La caisse demande la confirmation de ce chef de jugement sans développer aucun moyen.
Sur ce :
C’est par de justes motifs que la cour d’appel adopte que le tribunal a considéré que les soins et arrêts devaient être opposables à la société en relevant que la présomption d’imputabilité s’étendait sur toute la période allant jusqu’au 31 août 2021, date de la consolidation et que la société ne produisait aucune autre pièce que l’avis médico-légal de son médecin qui ne caractérisait de façon expresse aucune cause étrangère ou aucun état pathologique évoluant pour son propre compte.
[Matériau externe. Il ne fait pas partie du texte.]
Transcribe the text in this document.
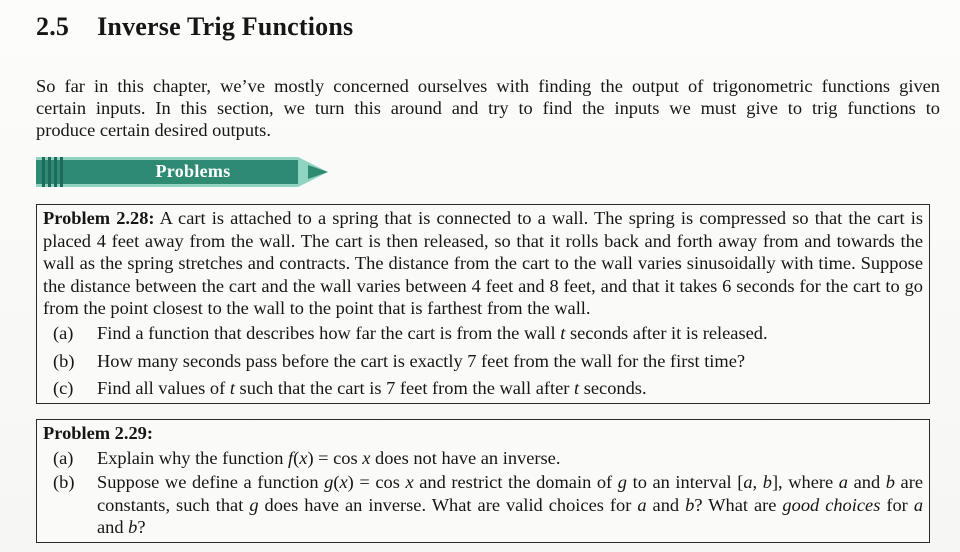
2.5 Inverse Trig Functions
So far in this chapter, we’ve mostly concerned ourselves with finding the output of trigonometric functions given
certain inputs. In this section, we turn this around and try to find the inputs we must give to trig functions to
produce certain desired outputs.
Problems
Problem 2.28: A cart is attached to a spring that is connected to a wall. The spring is compressed so that the cart is placed 4 feet away from the wall. The cart is then released, so that it rolls back and forth away from and towards the wall as the spring stretches and contracts. The distance from the cart to the wall varies sinusoidally with time. Suppose the distance between the cart and the wall varies between 4 feet and 8 feet, and that it takes 6 seconds for the cart to go from the point closest to the wall to the point that is farthest from the wall.
(a)	Find a function that describes how far the cart is from the wall t seconds after it is released.
(b)	How many seconds pass before the cart is exactly 7 feet from the wall for the first time?
(c)	Find all values of t such that the cart is 7 feet from the wall after t seconds.
Problem 2.29:
(a)	Explain why the function f(x) = cos x does not have an inverse.
(b)	Suppose we define a function g(x) = cos x and restrict the domain of g to an interval [a, b], where a and b are constants, such that g does have an inverse. What are valid choices for a and b? What are good choices for a and b?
Le jugement déféré sera confirmé dans toutes ses dispositions.
La société sera condamnée aux dépens d’appel ainsi qu’au paiement d’une somme de 500 euros sur le fondement de l’article 700 du code de procédure civile.
PAR CES MOTIFS
La cour, après en avoir délibéré, statuant publiquement et par un arrêt contradictoire :
Confirme le jugement entrepris rendu le 22 septembre 2023 par le tribunal judiciaire de Versailles (RG 21/828) en toutes ses dispositions ;
Y ajoutant :
Condamne la société [5] aux dépens d’appel ;
Condamne la société [5] au paiement d’une somme de 500 euros sur le fondement de l’article 700 du code de procédure civile.
Prononcé par mise à disposition de l’arrêt au greffe de la cour, les parties en ayant été préalablement avisées dans les conditions prévues au deuxième alinéa de l’article 450 du code de procédure civile.
Signé par Madame Marie-Bénédicte JACQUET, Conseillère, et par Madame Juliette DUPONT, Greffière, auquel le magistrat signataire a rendu la minute.